Standing in mainstream opinion, Straw argued that the multicausal nexus of contemporary security failures, attributable to disease, war, conflict and other divisions required an expansion of UN power. He set out three areas of reform:

  1. An expended role for the Secretary General, using Article 99, to bring threats to international peace and security to the attention of the Security Council;
  2. More effective tools for collective action. Tellingly, Straw mentioned gun control through the Transfer Control Initiative, as well as acting by proxy, through regional bodies such as the African Union, that would do the Security Council's bidding;
  3. The right to intervene in the affairs of a nation-state with all tools, up to and including the use of military force. The preconditions for intervention were couched in the communitarian humanitarianism beloved of Blair, dwelling upon balancing the right of non-interference with the responsibilities nations had towards their own people and the international community.

This is a charter for a global Concert of Powers, focused upon the Security Council, wielding imperial power in the name of humanity, even if only one of the powers observes the right to liberty. The United Nations also gains the power to assess and promote 'good governance' in individual states and coordinate international aid to help those who are unable to govern well.

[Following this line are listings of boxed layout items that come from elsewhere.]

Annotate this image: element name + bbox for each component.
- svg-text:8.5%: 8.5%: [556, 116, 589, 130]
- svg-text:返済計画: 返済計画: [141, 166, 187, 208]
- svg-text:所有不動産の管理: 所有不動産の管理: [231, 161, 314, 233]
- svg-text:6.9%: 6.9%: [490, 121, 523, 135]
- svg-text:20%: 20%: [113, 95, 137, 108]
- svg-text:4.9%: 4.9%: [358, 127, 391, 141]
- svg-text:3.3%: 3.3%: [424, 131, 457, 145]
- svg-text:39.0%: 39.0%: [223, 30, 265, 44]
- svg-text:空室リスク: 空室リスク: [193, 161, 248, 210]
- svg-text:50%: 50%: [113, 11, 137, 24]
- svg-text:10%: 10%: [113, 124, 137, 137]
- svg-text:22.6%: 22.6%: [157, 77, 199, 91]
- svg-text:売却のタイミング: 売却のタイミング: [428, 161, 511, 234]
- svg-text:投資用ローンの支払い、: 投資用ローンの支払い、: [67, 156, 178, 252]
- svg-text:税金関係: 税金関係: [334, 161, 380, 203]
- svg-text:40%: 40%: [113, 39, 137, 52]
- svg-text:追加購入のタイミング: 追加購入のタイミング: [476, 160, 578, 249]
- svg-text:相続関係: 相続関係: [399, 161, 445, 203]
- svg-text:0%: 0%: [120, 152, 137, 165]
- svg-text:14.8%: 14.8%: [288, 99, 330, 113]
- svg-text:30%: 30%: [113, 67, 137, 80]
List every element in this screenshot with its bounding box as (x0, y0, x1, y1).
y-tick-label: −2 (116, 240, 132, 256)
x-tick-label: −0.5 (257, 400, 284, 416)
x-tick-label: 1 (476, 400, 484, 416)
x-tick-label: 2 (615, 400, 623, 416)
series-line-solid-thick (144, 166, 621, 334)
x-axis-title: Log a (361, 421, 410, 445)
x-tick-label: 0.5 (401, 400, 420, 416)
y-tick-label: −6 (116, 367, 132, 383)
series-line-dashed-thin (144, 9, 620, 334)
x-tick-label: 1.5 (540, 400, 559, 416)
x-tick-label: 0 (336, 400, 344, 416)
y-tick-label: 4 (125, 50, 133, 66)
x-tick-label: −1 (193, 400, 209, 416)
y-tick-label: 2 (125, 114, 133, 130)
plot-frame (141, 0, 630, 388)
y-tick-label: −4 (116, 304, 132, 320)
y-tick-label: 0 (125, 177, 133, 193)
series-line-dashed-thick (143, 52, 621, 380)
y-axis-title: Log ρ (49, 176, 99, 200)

The first is good governance. Well-governed, capable and accountable states are less likely to act aggressively, descend into conflict, or harbour terrorists and criminals – so we all have an interest in supporting them. The United Nations is well-placed to develop international norms on good governance, provide practical support for their implementation, and set up mechanisms for their review. And it also has unique legitimacy and expertise in spreading practical democracy.

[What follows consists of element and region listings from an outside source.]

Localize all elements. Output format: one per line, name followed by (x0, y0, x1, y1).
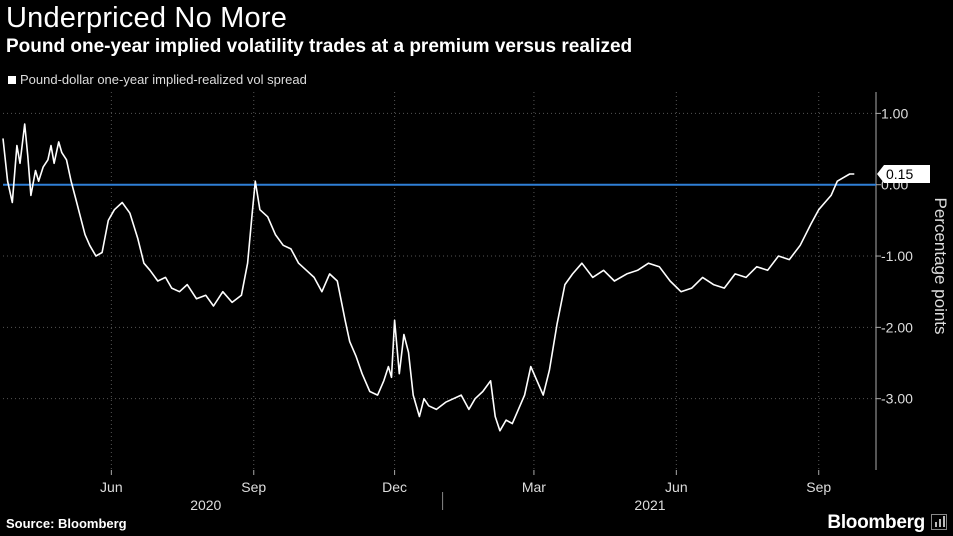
y-tick-label: -3.00 (881, 391, 913, 407)
y-tick-label: -1.00 (881, 248, 913, 264)
bar-chart-icon (931, 514, 947, 530)
y-tick-label: 1.00 (881, 105, 908, 121)
x-tick-label: Mar (522, 479, 546, 495)
x-tick-label: Jun (100, 479, 123, 495)
last-value-label: 0.15 (886, 166, 913, 182)
last-value-callout (877, 165, 930, 184)
source-note: Source: Bloomberg (6, 516, 127, 531)
x-year-label: 2020 (190, 497, 221, 513)
brand-logo: Bloomberg (827, 512, 925, 533)
y-tick-label: -2.00 (881, 319, 913, 335)
x-tick-label: Sep (806, 479, 831, 495)
x-year-label: 2021 (634, 497, 665, 513)
legend-label: Pound-dollar one-year implied-realized v… (20, 72, 307, 87)
x-tick-label: Jun (665, 479, 688, 495)
legend-swatch (8, 75, 16, 84)
series-line (2, 123, 855, 432)
chart-subtitle: Pound one-year implied volatility trades… (6, 36, 633, 57)
chart-title: Underpriced No More (6, 2, 288, 34)
x-tick-label: Dec (382, 479, 407, 495)
legend: Pound-dollar one-year implied-realized v… (8, 72, 307, 87)
x-tick-label: Sep (241, 479, 266, 495)
y-axis-label: Percentage points (931, 197, 950, 334)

Straw's world view ignores the damage that the encouragement of the state and the construction of our contemporary international architecture has sustained. They want to preserve the forms with added firepower, arguing that a militaristic approach will work where money was unable to. You've tried the carrot, now apply the stick.

Unfortunately, Straw's vision may out, although not in the form that he has described. As a system of liberal internationalism, the United Nations would always founder under the suspicions of its members, who keenly support national sovevereignty. However, whilst our Foreign Minister thought he was making the case for British membership of the Security Council, he was also demonstrating that the current forms make the perfect cloak for projecting global power if the United States chose to mask a unipolar world in collective security.